Per Anfang Dezember übernimmt Roland Friederich die Aufgabe des Finanzchefs (CFO) als Mitglied der Gruppenleitung, wie es weiter heisst. Friederich ist Leiter Rechnungswesen der Gruppe sowie Leiter Finanzen und Controlling der deutschen Tochtergesellschaften. Im September hatte Züblin mitgeteilt, dass der derzeitige Finanzchef Thomas Wapp die Gruppe per Ende März 2017 verlassen werde. Er wechselt als CFO zur Immobiliengesellschaft Allreal.

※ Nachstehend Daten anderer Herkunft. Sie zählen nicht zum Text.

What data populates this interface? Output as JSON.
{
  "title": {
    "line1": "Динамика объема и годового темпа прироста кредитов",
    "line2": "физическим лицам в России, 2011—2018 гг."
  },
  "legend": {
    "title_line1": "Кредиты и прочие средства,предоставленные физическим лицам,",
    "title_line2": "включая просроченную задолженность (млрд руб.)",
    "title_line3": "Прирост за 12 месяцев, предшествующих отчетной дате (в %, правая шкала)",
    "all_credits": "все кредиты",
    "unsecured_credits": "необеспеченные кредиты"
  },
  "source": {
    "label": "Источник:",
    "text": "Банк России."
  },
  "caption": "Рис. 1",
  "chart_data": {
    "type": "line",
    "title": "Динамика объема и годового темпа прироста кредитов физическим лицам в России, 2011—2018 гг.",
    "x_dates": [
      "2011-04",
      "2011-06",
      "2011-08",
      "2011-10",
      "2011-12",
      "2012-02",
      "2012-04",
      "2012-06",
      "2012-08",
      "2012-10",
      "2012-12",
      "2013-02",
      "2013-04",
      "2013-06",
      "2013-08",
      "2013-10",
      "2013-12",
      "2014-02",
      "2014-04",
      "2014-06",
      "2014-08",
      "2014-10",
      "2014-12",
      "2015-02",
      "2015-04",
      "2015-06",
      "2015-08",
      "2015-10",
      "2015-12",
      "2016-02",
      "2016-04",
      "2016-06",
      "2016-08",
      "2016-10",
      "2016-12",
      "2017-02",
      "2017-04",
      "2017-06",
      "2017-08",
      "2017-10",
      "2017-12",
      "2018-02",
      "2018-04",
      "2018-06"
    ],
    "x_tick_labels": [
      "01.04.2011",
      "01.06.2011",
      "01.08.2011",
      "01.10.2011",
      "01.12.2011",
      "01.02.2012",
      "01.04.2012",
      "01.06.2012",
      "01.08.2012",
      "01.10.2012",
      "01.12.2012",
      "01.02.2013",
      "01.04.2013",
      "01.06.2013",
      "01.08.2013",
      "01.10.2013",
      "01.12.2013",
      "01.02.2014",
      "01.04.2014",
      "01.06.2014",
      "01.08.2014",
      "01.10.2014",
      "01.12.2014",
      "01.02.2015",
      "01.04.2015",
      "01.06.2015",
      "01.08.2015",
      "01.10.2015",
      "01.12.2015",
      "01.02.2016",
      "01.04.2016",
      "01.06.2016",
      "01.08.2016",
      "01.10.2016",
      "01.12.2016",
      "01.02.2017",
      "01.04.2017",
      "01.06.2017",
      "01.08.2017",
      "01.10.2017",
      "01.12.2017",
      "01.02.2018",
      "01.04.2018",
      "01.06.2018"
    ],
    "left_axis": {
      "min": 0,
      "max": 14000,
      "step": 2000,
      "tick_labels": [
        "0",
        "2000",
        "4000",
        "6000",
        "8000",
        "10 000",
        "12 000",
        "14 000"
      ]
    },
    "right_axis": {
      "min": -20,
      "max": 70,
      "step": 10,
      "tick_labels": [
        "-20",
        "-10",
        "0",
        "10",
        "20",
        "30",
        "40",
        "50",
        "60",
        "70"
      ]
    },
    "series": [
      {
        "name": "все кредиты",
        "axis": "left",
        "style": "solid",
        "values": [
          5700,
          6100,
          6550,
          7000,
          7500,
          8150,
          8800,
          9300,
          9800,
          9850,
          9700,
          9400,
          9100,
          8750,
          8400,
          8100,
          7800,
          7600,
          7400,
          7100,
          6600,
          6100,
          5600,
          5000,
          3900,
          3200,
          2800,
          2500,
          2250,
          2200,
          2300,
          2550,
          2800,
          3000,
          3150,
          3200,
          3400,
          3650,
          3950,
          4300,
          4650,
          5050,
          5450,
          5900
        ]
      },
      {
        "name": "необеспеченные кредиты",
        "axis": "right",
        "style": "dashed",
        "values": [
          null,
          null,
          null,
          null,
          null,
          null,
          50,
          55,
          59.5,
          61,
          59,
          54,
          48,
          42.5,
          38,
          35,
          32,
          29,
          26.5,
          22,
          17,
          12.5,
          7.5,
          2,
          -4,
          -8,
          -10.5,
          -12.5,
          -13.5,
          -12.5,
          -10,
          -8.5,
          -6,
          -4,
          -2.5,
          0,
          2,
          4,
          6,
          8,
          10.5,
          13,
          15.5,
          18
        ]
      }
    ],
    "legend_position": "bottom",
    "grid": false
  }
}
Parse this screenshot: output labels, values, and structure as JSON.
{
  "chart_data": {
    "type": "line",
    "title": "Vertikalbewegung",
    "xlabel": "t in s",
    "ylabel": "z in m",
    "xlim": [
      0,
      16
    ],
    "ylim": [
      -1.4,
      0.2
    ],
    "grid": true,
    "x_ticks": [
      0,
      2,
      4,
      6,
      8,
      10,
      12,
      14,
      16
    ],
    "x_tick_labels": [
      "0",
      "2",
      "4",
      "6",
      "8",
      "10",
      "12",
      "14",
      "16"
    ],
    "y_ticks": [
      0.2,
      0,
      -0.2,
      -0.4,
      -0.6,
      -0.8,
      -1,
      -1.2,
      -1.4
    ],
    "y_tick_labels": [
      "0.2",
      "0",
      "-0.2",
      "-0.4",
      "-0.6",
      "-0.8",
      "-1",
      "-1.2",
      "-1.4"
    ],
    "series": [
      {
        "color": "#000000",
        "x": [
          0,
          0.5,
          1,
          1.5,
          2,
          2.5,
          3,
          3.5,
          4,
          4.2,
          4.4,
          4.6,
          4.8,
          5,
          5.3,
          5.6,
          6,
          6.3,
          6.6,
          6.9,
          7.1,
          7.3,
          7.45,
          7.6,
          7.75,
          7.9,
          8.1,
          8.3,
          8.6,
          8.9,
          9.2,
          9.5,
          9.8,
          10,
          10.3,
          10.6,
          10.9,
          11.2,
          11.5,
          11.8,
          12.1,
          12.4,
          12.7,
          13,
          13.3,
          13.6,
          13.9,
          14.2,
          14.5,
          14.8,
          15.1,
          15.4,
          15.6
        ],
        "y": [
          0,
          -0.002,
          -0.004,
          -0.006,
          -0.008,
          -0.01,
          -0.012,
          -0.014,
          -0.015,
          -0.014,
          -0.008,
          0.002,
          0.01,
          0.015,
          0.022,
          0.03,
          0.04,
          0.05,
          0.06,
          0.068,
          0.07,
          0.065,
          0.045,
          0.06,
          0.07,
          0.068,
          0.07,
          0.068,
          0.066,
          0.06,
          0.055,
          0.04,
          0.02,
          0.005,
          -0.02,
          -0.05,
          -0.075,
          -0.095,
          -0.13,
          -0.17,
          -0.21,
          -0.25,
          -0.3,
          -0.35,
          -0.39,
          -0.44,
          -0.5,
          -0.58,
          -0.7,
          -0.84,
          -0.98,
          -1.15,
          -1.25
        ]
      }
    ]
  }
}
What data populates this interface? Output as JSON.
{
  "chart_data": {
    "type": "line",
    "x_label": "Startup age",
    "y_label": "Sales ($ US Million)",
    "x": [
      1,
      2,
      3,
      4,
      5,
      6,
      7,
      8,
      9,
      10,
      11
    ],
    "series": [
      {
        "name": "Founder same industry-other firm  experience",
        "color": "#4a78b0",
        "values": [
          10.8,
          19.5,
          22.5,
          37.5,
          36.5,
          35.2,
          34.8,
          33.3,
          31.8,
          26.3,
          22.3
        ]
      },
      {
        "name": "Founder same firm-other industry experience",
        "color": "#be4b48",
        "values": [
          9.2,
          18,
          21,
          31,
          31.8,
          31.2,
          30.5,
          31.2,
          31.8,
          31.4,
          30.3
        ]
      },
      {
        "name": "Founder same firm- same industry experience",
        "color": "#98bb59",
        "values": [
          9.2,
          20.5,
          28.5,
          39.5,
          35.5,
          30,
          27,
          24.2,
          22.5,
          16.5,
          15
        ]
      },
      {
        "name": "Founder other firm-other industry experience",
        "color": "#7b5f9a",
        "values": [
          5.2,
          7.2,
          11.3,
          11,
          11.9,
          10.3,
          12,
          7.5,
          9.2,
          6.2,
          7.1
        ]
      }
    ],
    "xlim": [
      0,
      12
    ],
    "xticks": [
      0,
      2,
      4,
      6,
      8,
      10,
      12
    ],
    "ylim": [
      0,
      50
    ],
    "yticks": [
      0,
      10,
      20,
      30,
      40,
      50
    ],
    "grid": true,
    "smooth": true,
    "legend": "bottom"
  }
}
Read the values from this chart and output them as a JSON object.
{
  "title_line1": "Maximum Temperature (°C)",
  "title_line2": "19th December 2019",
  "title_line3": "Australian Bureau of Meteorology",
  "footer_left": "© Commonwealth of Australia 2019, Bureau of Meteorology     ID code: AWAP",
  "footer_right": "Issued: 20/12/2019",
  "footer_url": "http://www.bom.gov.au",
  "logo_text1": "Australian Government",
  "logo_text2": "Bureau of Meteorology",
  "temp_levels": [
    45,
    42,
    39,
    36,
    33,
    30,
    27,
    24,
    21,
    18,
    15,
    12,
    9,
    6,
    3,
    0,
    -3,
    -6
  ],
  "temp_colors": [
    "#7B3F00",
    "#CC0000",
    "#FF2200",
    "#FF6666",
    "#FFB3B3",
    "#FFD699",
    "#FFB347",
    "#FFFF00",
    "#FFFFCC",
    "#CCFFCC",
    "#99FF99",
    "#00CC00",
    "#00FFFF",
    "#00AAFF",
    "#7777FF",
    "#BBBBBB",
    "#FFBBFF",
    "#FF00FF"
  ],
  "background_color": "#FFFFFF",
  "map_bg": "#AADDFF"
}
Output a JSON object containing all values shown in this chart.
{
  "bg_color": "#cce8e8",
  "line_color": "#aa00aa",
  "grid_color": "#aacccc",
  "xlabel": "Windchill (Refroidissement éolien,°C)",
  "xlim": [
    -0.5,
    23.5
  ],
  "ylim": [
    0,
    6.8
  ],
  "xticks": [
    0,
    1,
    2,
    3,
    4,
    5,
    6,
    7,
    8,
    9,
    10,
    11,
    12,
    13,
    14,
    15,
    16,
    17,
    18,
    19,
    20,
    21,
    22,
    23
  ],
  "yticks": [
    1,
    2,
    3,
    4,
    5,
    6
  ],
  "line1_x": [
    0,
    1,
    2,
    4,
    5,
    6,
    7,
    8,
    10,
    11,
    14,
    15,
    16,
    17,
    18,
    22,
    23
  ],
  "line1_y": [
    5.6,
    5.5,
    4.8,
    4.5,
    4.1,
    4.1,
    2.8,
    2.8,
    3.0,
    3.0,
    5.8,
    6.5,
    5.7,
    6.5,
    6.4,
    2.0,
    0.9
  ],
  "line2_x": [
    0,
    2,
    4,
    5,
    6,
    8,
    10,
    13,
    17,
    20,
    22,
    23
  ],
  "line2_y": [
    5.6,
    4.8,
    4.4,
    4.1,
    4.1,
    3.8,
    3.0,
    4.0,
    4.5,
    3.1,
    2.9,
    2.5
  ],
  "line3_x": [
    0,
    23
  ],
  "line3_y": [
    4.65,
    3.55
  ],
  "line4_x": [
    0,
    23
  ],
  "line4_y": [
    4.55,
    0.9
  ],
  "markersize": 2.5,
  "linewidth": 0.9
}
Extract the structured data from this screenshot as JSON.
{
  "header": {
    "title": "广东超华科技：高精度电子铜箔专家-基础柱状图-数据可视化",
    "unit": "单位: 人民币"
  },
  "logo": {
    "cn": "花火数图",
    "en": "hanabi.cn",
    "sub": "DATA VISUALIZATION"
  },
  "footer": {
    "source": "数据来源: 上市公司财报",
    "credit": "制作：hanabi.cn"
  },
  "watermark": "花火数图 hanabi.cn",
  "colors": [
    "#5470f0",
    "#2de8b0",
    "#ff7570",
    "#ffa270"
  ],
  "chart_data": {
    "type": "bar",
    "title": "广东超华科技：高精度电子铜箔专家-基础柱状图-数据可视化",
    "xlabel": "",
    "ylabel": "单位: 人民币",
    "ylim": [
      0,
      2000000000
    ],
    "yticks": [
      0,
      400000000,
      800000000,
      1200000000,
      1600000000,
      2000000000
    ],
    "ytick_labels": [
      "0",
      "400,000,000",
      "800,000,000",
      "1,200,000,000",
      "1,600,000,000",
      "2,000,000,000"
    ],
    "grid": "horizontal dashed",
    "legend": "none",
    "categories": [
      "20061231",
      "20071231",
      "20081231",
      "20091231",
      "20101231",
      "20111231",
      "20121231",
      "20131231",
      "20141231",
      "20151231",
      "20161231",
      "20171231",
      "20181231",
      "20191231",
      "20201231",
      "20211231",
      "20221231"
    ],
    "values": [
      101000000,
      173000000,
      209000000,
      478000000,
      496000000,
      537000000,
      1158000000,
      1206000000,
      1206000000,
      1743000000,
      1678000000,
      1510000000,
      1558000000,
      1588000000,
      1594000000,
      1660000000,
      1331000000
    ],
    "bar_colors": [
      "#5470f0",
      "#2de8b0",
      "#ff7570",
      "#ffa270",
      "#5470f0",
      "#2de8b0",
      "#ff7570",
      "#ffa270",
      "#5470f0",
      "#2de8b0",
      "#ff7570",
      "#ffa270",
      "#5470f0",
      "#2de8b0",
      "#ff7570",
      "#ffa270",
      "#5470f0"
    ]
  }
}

Im Ausblick auf die weitere Geschäftsentwicklung zeigt man sich wie immer wenig konkret. Der Verwaltungsrat zeigt sich überzeugt, dass Züblin nach den ersten Erfolgen der umgesetzten Restrukturierungsmassnahmen auf dem richtigen Weg für das angestrebte Wachstum sei. Infolge der aktuell hohen Nachfrage nach Büroimmobilien im deutschsprachigen Europa werde die Gruppe ihre Tätigkeit mit der erforderlichen Sorgfalt angehen, um eine nachhaltige und wertgenerierende Entwicklung der Gesellschaft sicherzustellen, heisst es.